Nguyen Quynh C, Tasdizen Tolga, Alirezaei Mitra, Mane Heran, Yue Xiaohe, Merchant Junaid S, Yu Weijun, Drew Laura, Li Dapeng, Nguyen Thu T
Department of Epidemiology and Biostatistics, University of Maryland School of Public Health, College Park, MD, United States.
Department of Electrical and Computer Engineering, Scientific Computing and Imaging Institute, University of Utah, Salt Lake City, UT, United States.
SSM Popul Health. 2024 Apr 19;26:101670. doi: 10.1016/j.ssmph.2024.101670. eCollection 2024 Jun.
This study utilizes innovative computer vision methods alongside Google Street View images to characterize neighborhood built environments across Utah.
Convolutional Neural Networks were used to create indicators of street greenness, crosswalks, and building type on 1.4 million Google Street View images. The demographic and medical profiles of Utah residents came from the Utah Population Database (UPDB). We implemented hierarchical linear models with individuals nested within zip codes to estimate associations between neighborhood built environment features and individual-level obesity and diabetes, controlling for individual- and zip code-level characteristics (n = 1,899,175 adults living in Utah in 2015). Sibling random effects models were implemented to account for shared family attributes among siblings (n = 972,150) and twins (n = 14,122).

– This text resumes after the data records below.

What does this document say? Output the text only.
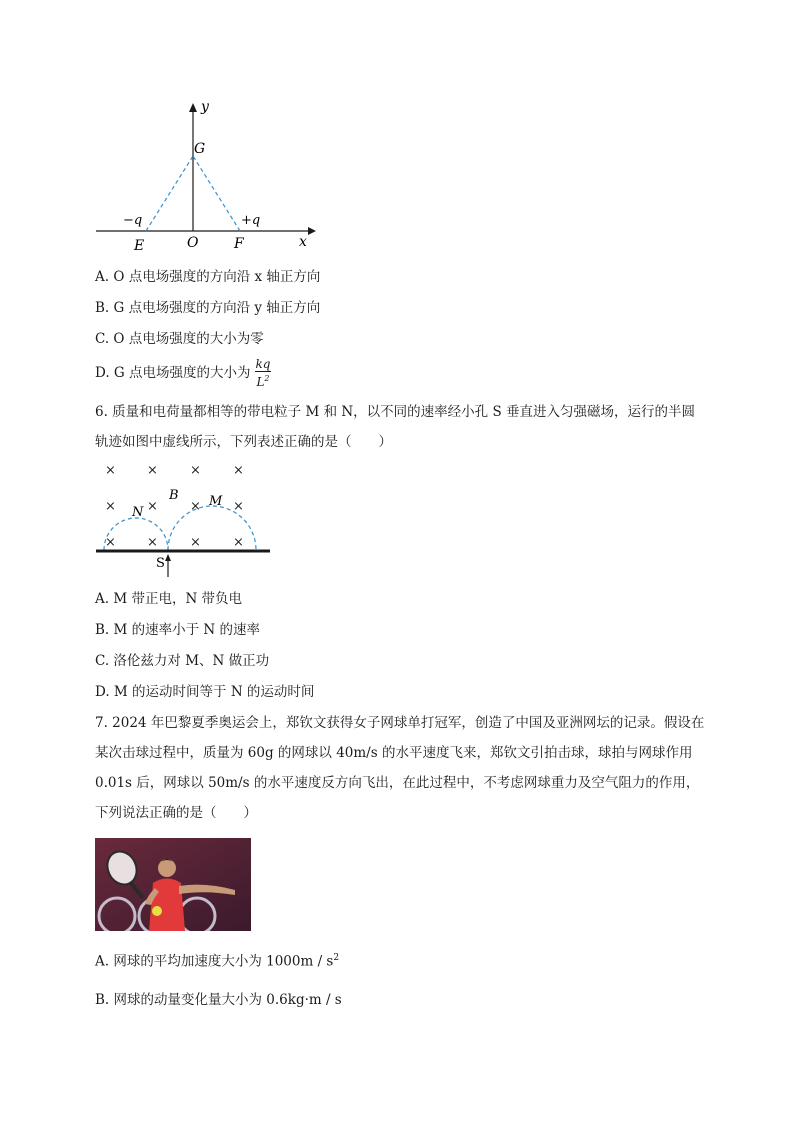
y
x
G
O
E	F
−q	+q
A. O 点电场强度的方向沿 x 轴正方向
B. G 点电场强度的方向沿 y 轴正方向
C. O 点电场强度的大小为零
D. G 点电场强度的大小为 $\frac{kq}{L^2}$
6. 质量和电荷量都相等的带电粒子 M 和 N，以不同的速率经小孔 S 垂直进入匀强磁场，运行的半圆轨迹如图中虚线所示，下列表述正确的是（　　）
× × × ×
× × × ×
× × × ×
B
N
M
S
A. M 带正电，N 带负电
B. M 的速率小于 N 的速率
C. 洛伦兹力对 M、N 做正功
D. M 的运动时间等于 N 的运动时间
7. 2024 年巴黎夏季奥运会上，郑钦文获得女子网球单打冠军，创造了中国及亚洲网坛的记录。假设在某次击球过程中，质量为 60g 的网球以 40m/s 的水平速度飞来，郑钦文引拍击球，球拍与网球作用 0.01s 后，网球以 50m/s 的水平速度反方向飞出，在此过程中，不考虑网球重力及空气阻力的作用，下列说法正确的是（　　）
A. 网球的平均加速度大小为 $1000m / s^2$
B. 网球的动量变化量大小为 0.6kg·m / s
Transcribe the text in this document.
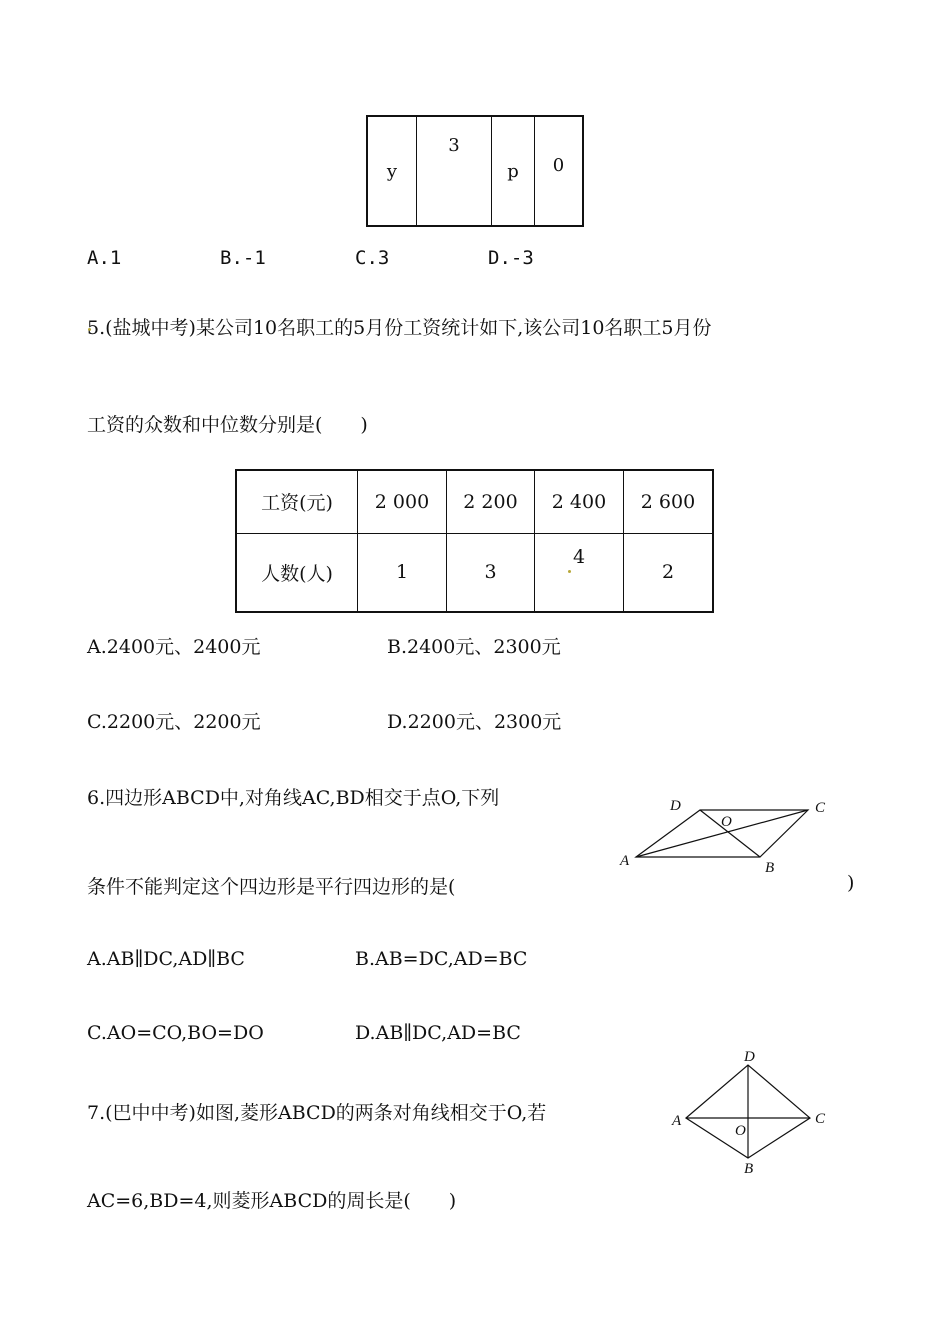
y	3	p	0
A.1	B.-1	C.3	D.-3
5.(盐城中考)某公司10名职工的5月份工资统计如下,该公司10名职工5月份
工资的众数和中位数分别是(　　)
工资(元)	2 000	2 200	2 400	2 600
人数(人)	1	3	4	2
A.2400元、2400元	B.2400元、2300元
C.2200元、2200元	D.2200元、2300元
6.四边形ABCD中,对角线AC,BD相交于点O,下列
条件不能判定这个四边形是平行四边形的是(	)
A	B
C
D
O
A.AB∥DC,AD∥BC	B.AB=DC,AD=BC
C.AO=CO,BO=DO	D.AB∥DC,AD=BC
7.(巴中中考)如图,菱形ABCD的两条对角线相交于O,若
AC=6,BD=4,则菱形ABCD的周长是(　　)
A
B
C
D
O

Consistent with prior neighborhood research, the variance partition coefficients (VPC) of our unadjusted models nesting individuals within zip codes were relatively small (0.5%-5.3%), except for HbA1c (VPC = 23%), suggesting a small percentage of the outcome variance is at the zip code-level. However, proportional change in variance (PCV) attributable to zip codes after the inclusion of neighborhood built environment variables and covariates ranged between 11% and 67%, suggesting that these characteristics account for a substantial portion of the zip code-level effects. Non-single-family homes (indicator of mixed land use), sidewalks (indicator of walkability), and green streets (indicator of neighborhood aesthetics) were associated with reduced diabetes and obesity. Zip codes in the third tertile for non-single-family homes were associated with a 15% reduction (PR: 0.85; 95% CI: 0.79, 0.91) in obesity and a 20% reduction (PR: 0.80; 95% CI: 0.70, 0.91) in diabetes. This tertile was also associated with a BMI reduction of -0.68 kg/m2 (95% CI: -0.95, -0.40).
We observe associations between neighborhood characteristics and chronic diseases, accounting for biological, social, and cultural factors shared among siblings in this large population-based study.
本研究运用创新的计算机视觉方法以及谷歌街景图像来描绘犹他州各社区的建成环境。
利用卷积神经网络在140万张谷歌街景图像上创建街道绿化、人行横道和建筑类型指标。犹他州居民的人口统计学和医学资料来自犹他州人口数据库(UPDB)。我们实施了分层线性模型,将个体嵌套在邮政编码区域内,以估计社区建成环境特征与个体层面肥胖和糖尿病之间的关联,并控制个体和邮政编码区域层面的特征(2015年居住在犹他州的1,899,175名成年人)。实施了同胞随机效应模型以考虑兄弟姐妹(972,150人)和双胞胎(14,122人)之间共享的家庭属性。
与先前的社区研究一致,我们将个体嵌套在邮政编码区域内的未调整模型的方差划分系数(VPC)相对较小(0.5%-5.3%),糖化血红蛋白除外(VPC = 23%),这表明结果方差的一小部分在邮政编码区域层面。然而,纳入社区建成环境变量和协变量后,邮政编码区域导致的方差比例变化(PCV)在11%至67%之间,这表明这些特征占邮政编码区域层面效应的很大一部分。非独栋房屋(混合土地利用指标)、人行道(可步行性指标)和绿化街道(社区美观指标)与糖尿病和肥胖的减少相关。非独栋房屋处于第三个三分位数的邮政编码区域与肥胖减少15%(PR:0.85;95%CI:0.79,0.91)和糖尿病减少20%(PR:0.80;95%CI:0.70,0.91)相关。这个三分位数区域还与体重指数降低-0.68kg/m²(95%CI:-0.95,-0.40)相关。
在这项基于大量人群的研究中,我们观察到社区特征与慢性病之间的关联,并考虑了兄弟姐妹之间共享的生物、社会和文化因素。